Commentary

AI: The Future Of Digital Marketing (And Everything Else)

The idea of artificial intelligence (AI) has been around for decades, and from movies to games, has now found a home in the mainstream. We are not yet at the point where computers are starting to plot the overthrow of humanity, but through AI, computers are beginning to understand our fellow human beings better than we may understand ourselves.

At least, advertising and marketing platforms that integrate AI into their processes are crunching numbers much faster than we ever could, and deriving insights that marketers use to better target and understand the end user and consumer.

Starting simple with AI technologies, there are recommendation engines: "Early low-hanging fruit for brands to harness the power of AI is in content discovery,” Glenn Hower, senior analyst at Parks Associates, told attendees at the "A.I. Meets Media: Innovation Summit" presented by Ooyala.

Netflix, Amazon, and YouTube have all been tweaking their recommendation engines for years. Ingesting user data and predicting what each consumer is most likely to want to watch sounds relatively simple -- but getting it right is a different story.

Moving further into AI capabilities, marketers can learn to connect disparate video ads based on themes, personalities and tone. This is where AI can really impress.

Microsoft Azure’s cloud computing product, which has been integrated into Ooyala’s Flex platform, takes video content and boils it down to natural language -- covering people, colors, actions, logos, even the type of event on screen -- using the data to inform what paid media would be appropriate to serve against the content.

With near-immediate access to words spoken in any broadcast setting, marketers and advertisers can develop a deep understanding of themes present in a newscast, TV show or other video event, explained Martin Wahl, the principal product manager for Microsoft Azure. “For example, Sinclair pays employees up to $85 an hour to transcribe all shows on its properties,” said Wahl. “AI can do the same job [and] link related words, making everything immediately searchable for a tenth or hundredth of the price it costs to have a human do it.”

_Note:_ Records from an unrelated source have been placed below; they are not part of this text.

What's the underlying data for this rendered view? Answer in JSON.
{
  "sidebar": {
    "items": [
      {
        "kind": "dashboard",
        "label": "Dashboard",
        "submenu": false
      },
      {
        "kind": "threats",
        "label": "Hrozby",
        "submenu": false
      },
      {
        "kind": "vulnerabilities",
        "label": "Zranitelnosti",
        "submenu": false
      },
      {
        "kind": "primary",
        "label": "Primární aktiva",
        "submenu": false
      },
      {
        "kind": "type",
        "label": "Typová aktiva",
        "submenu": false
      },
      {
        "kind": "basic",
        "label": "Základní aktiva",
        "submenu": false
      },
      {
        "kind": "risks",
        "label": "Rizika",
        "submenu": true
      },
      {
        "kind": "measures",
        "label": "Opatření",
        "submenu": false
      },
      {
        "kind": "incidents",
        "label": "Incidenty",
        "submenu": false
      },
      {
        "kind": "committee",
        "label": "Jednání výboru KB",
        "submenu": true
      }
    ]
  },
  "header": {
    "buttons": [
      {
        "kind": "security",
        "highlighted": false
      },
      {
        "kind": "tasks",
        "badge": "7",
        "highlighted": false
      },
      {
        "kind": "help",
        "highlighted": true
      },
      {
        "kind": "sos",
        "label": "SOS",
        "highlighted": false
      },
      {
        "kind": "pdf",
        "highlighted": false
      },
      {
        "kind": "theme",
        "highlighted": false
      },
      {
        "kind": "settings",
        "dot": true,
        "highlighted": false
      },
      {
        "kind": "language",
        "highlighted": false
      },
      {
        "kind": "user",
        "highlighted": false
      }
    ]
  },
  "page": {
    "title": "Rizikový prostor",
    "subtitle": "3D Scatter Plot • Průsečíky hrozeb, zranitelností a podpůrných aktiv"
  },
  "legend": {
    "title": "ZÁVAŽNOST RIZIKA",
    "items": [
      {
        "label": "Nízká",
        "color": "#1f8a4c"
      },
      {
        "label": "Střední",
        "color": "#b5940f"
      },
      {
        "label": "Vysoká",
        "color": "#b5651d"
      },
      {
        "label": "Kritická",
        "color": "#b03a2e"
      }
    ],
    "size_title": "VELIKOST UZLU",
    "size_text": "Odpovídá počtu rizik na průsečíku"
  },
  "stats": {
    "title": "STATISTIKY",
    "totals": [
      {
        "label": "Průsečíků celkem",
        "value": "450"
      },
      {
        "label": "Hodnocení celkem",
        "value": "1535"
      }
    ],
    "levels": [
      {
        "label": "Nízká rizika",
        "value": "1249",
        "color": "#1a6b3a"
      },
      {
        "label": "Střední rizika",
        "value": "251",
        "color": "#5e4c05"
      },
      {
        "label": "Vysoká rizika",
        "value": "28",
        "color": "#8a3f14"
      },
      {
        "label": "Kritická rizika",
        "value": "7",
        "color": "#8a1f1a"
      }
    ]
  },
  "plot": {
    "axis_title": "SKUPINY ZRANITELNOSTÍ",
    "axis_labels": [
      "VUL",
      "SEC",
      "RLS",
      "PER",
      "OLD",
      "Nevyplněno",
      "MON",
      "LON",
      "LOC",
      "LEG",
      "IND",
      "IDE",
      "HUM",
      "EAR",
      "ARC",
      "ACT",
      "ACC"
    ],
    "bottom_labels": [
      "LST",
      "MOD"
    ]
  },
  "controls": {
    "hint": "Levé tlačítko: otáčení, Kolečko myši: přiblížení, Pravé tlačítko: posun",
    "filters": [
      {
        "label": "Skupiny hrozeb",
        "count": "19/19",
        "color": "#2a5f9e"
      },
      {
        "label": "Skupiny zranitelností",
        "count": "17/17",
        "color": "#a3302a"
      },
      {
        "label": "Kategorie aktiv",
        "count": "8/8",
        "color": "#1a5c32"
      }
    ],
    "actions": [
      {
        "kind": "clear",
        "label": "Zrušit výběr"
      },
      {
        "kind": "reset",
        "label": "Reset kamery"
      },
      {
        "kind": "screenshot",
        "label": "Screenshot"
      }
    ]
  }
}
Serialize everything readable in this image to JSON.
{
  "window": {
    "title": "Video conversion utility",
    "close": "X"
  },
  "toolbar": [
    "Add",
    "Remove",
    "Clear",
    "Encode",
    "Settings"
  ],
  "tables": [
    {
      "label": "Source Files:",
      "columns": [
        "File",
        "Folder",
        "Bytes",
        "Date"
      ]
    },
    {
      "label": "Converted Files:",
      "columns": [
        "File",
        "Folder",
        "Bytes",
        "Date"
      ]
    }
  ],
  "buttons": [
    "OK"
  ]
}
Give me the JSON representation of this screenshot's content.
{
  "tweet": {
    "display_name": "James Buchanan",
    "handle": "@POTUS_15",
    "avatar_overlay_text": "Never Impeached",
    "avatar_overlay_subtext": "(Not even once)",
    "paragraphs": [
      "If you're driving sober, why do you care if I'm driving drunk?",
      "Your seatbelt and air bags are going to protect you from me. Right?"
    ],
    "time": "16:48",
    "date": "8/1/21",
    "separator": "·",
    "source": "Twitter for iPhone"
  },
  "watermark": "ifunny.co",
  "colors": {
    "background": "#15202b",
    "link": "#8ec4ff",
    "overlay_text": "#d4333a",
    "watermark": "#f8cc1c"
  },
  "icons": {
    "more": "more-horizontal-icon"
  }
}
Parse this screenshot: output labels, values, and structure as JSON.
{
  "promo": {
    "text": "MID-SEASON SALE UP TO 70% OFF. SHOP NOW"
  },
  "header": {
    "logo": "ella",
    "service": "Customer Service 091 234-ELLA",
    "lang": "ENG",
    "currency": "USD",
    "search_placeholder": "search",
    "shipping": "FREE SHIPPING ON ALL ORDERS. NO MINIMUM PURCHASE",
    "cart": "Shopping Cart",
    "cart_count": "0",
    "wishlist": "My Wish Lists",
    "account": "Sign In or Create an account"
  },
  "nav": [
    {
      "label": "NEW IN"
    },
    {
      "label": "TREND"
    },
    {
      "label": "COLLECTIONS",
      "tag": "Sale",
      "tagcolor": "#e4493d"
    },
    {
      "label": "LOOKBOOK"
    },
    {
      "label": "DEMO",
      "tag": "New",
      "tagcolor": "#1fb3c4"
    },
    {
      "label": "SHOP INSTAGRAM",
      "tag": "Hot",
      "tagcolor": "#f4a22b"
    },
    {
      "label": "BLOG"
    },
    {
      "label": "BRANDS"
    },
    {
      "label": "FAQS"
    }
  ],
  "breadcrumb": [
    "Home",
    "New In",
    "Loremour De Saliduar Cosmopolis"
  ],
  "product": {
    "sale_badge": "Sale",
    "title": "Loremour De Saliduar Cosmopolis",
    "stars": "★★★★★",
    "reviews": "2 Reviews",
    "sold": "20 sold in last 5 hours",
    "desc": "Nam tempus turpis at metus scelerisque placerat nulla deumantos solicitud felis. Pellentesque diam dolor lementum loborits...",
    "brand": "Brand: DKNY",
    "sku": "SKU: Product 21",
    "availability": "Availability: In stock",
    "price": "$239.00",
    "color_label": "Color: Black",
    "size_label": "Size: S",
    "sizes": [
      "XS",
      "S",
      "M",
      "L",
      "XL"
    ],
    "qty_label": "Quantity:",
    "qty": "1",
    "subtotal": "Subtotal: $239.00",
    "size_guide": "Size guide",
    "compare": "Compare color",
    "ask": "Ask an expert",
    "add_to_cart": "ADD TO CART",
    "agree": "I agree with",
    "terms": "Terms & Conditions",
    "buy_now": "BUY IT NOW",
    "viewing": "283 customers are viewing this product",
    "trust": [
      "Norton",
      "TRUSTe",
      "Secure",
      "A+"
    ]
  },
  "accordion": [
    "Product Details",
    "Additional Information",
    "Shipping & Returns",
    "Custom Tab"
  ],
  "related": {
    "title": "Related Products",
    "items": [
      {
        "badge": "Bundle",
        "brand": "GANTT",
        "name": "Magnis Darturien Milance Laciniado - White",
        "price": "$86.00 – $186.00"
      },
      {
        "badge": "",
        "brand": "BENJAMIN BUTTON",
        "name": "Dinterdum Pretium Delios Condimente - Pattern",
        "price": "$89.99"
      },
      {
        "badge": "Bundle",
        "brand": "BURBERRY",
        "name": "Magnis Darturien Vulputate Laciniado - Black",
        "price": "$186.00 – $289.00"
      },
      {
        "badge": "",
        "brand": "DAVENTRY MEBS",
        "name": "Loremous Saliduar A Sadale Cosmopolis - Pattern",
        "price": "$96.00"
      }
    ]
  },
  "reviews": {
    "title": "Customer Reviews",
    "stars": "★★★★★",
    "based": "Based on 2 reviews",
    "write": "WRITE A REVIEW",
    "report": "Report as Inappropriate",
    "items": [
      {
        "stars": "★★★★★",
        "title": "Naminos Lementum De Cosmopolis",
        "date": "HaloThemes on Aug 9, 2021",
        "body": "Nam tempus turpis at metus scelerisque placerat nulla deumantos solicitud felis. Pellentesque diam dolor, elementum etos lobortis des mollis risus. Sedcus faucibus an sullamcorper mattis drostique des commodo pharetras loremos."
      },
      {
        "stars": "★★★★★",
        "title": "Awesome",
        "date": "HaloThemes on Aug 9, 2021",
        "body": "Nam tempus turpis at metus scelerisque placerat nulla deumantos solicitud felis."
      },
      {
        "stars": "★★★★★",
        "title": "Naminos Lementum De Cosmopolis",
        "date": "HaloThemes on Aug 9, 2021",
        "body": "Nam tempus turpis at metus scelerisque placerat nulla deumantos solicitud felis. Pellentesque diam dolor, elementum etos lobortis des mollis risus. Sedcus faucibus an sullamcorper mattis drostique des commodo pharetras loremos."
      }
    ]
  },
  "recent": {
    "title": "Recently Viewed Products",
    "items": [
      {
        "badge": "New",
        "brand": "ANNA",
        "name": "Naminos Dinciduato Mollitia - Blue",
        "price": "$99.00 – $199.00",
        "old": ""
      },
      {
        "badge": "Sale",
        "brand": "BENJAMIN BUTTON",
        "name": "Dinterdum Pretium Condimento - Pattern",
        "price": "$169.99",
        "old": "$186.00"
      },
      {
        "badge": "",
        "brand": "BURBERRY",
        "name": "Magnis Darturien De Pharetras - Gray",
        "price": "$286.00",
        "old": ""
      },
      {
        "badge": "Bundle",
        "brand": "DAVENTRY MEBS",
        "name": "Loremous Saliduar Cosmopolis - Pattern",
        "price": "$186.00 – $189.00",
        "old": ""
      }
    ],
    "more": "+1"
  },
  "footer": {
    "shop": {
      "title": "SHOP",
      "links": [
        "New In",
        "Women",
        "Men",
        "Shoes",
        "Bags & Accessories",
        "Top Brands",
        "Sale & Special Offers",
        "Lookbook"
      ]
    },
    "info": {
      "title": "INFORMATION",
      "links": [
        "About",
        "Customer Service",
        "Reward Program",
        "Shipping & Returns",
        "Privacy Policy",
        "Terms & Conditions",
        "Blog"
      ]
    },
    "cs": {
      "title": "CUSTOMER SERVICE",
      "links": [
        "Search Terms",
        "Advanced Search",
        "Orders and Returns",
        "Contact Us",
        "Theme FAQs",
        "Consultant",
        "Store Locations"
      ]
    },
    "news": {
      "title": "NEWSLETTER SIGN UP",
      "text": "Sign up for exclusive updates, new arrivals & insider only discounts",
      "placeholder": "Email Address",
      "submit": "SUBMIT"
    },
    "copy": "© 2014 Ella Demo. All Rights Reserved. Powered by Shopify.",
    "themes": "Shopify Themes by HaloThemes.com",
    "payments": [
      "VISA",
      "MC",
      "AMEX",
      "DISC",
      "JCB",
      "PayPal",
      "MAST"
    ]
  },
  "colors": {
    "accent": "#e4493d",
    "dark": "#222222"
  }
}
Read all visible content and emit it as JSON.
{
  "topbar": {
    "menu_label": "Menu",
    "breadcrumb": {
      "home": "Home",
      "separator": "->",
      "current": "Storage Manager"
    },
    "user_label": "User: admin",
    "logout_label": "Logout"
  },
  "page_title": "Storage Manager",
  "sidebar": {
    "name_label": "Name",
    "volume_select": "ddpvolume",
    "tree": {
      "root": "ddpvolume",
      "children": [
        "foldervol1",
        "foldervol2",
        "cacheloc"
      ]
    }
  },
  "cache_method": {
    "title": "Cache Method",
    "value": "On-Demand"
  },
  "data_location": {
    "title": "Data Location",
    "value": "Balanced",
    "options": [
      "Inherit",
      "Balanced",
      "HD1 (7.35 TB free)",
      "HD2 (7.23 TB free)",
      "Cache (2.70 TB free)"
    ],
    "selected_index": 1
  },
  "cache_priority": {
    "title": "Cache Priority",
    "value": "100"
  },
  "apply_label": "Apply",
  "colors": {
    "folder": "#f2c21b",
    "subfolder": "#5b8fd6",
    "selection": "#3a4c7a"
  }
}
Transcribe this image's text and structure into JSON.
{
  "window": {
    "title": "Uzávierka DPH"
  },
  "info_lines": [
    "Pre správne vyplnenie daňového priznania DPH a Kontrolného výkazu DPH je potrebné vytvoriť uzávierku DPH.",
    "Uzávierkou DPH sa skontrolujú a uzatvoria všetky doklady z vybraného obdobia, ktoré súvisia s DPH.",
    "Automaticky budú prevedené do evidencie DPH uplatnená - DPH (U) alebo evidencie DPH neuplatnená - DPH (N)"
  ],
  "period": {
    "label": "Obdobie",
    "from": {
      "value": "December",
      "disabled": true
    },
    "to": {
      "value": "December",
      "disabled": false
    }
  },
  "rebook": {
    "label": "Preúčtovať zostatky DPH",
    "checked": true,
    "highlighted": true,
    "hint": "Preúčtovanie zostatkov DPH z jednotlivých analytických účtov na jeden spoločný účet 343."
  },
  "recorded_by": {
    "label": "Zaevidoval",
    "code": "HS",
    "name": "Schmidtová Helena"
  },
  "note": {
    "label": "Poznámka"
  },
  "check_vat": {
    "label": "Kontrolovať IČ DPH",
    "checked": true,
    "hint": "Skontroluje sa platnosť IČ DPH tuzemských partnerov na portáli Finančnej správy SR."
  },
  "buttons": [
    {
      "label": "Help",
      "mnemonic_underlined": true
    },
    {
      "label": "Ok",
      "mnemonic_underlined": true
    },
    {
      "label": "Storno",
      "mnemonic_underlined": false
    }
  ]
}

Even translations can be done in next to real time, opening up a completely new opportunity for international distribution of live content. Importantly, it can open up opportunities for national advertisers to expand into the international space more seamlessly.

These capabilities will save both time and money, providing marketers with immediate insights on what kinds of ad creatives are most appropriate to serve after a particular segment. With robust metadata, the AI can even suggest which ads to buy.

As Wahl put it, these capabilities are a strong start, but the real difference-maker will be how marketers decide to use the collected insights in novel ways that are yet to be discovered. That is when we will begin to see the true value of AI in marketing. Beyond artificial intelligence, human intelligence will continue to play a central role in harnessing AI.